La question musicale est déterminante à Vienne, où l’exigence est haute.
Ainsi la distribution affiche-t-elle des solistes qui font partie des plus réclamés, et dans l’ensemble une homogénéité notable, nécessaire pour un cast de douze chanteurs, avec chœur et orchestre importants.
Riccardo Betta (Isacco), Johannes Bamberger (Antonio) Timothy Connor (Giorgio), Alexander Aigner (Ernesto) et Il pretore de Zacharias Galavis (membre du chœur Arnold Schoenberg) contribuent chacun par leur engagement, leur diction claire de l’italien, à garantir cette qualité d’ensemble.
Avec Diana Haller, nous tenons un Pippo au timbre clair, à l’impeccable diction, et à l’engagement sans failles dans le jeu et la mise en scène. Elle est très à l’aise notamment dans les ensembles. Une vraie personnalité, très stimulante.
Le couple Fabio Capitanucci (Fabrizio Vingradito) et Marina de Liso (Lucia) affichent deux voix idiomatiques. La basse solide de Fabio Capitanucci, sert un personnage bon enfant qui convient bien à son timbre plutôt suave, avec de belles sonorités marquées. Lui fait pendant le délicat mezzosoprano de Marina de Liso, familière du répertoire XVIIIe, qui compose ici une Lucia à la voix bien dessinée, et qui soigne bien la couleur pour ce personnage moins sympathique qui voit d’un mauvais œil l’amour de son fils pour Ninetta, une bonne, qu’il est si facile d’accuser de vol.

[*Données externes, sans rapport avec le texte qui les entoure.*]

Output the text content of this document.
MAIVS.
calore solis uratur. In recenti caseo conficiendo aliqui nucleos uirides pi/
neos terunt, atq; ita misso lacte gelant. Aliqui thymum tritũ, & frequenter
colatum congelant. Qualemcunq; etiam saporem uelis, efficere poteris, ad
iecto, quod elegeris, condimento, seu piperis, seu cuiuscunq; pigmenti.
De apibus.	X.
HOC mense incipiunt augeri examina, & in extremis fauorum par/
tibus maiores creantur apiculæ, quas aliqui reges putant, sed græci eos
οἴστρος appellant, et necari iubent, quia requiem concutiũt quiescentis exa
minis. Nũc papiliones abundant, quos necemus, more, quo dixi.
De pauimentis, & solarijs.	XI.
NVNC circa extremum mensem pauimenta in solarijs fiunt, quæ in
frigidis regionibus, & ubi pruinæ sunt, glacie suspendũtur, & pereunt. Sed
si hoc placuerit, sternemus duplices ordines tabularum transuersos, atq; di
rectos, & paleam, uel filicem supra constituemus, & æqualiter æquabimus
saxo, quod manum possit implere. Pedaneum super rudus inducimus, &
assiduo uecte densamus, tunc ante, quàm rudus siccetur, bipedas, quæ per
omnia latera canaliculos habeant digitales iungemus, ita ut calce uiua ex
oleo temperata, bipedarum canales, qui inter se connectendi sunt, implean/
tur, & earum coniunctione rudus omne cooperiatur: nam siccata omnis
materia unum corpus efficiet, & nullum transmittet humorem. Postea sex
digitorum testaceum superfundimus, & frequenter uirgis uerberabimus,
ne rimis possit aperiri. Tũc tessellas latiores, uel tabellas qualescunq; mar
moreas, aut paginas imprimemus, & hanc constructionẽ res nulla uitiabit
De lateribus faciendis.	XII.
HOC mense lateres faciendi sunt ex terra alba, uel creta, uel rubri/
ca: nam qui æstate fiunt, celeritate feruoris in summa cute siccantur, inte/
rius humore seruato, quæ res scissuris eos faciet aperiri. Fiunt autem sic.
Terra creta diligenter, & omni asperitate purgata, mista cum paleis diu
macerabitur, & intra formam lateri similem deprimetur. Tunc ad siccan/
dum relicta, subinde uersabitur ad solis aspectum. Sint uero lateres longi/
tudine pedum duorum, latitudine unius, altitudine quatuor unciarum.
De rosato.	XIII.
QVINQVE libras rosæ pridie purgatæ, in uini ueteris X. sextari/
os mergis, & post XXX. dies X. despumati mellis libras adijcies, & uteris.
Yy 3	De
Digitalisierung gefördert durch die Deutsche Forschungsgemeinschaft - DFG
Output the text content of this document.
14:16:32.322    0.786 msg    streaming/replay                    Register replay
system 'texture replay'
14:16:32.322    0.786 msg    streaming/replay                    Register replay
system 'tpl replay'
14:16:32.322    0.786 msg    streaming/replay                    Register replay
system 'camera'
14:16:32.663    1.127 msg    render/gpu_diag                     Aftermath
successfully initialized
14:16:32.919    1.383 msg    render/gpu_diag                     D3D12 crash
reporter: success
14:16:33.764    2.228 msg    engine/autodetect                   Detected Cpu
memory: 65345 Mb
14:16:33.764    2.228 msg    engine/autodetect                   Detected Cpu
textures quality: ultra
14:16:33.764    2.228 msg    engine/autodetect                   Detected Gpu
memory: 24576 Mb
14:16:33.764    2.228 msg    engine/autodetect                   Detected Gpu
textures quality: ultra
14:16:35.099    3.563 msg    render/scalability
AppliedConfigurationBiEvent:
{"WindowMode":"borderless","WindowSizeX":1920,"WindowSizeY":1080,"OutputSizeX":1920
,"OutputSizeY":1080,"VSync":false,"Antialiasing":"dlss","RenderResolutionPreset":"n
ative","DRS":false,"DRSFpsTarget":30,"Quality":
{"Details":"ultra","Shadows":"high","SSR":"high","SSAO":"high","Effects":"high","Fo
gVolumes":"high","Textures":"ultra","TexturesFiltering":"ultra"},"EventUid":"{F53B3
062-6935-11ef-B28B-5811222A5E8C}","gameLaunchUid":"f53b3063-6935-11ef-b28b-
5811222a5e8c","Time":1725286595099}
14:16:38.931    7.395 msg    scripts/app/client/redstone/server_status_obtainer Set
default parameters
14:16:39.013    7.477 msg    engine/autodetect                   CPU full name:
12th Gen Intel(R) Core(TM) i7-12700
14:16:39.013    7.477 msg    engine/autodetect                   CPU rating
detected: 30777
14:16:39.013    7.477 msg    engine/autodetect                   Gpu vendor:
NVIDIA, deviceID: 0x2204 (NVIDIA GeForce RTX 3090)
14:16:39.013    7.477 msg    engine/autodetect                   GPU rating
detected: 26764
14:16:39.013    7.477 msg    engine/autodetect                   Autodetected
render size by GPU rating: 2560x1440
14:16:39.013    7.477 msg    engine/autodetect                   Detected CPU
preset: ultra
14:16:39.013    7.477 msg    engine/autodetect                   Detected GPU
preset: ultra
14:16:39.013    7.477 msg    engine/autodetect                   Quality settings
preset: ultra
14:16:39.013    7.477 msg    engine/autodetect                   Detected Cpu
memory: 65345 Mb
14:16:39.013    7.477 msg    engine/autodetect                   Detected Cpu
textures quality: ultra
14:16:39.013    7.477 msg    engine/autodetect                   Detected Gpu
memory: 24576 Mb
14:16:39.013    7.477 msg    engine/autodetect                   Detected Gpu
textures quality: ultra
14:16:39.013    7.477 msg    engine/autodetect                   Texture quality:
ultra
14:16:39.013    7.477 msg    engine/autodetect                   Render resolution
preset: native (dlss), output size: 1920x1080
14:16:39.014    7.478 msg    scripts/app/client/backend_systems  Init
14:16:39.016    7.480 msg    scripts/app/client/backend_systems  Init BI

Nahuel Di Pierro est le Podestà, avec sa belle voix de basse chantante, et sa technique éprouvée dans ce type de rôle. La voix projette bien, l’expression est au rendez-vous, il est très engagé dans la mise en scène et compose ce personnage un peu mafieux, à la fois juge et partie (il veut se venger de ce que Ninetta l’ait refusé) et qui envoie pour des apparences de preuves (il n’y a pas que dans les opéras de Rossini que la justice est quelquefois partiale et expéditive) père et fille à la mort. Une belle composition.
Plus belle encore celle de Paolo Bordogna, sans doute aujourd’hui le meilleur baryton rossinien sur la place, qui allie une voix chaude, bien projetée à une diction impeccable et à la technique de fer, un engagement scénique toujours prodigieux, que ce soit dans les rôles bouffes que les rôles, comme celui-ci, plus dramatiques : à la fois expressif, subtil, avec de beaux accents très émouvants, il domine le plateau ce soir. Vraiment exceptionnel.
Maxim Mironov est chez lui dans Rossini , on connaît cette voix sûre, aux aigus éclatants, toujours soutenue par une technique de fer et un timbre délicat et pur. Il est donc parfaitement à l’aise dans le rôle. Comme souvent cependant, il lui manque un peu de couleur, d’expression et surtout de présence, il reste un Giannetto pâle, un peu neutre c’est d’autant plus dommage que sa prestation musicale a toutes les garanties techniques. Une petite déception.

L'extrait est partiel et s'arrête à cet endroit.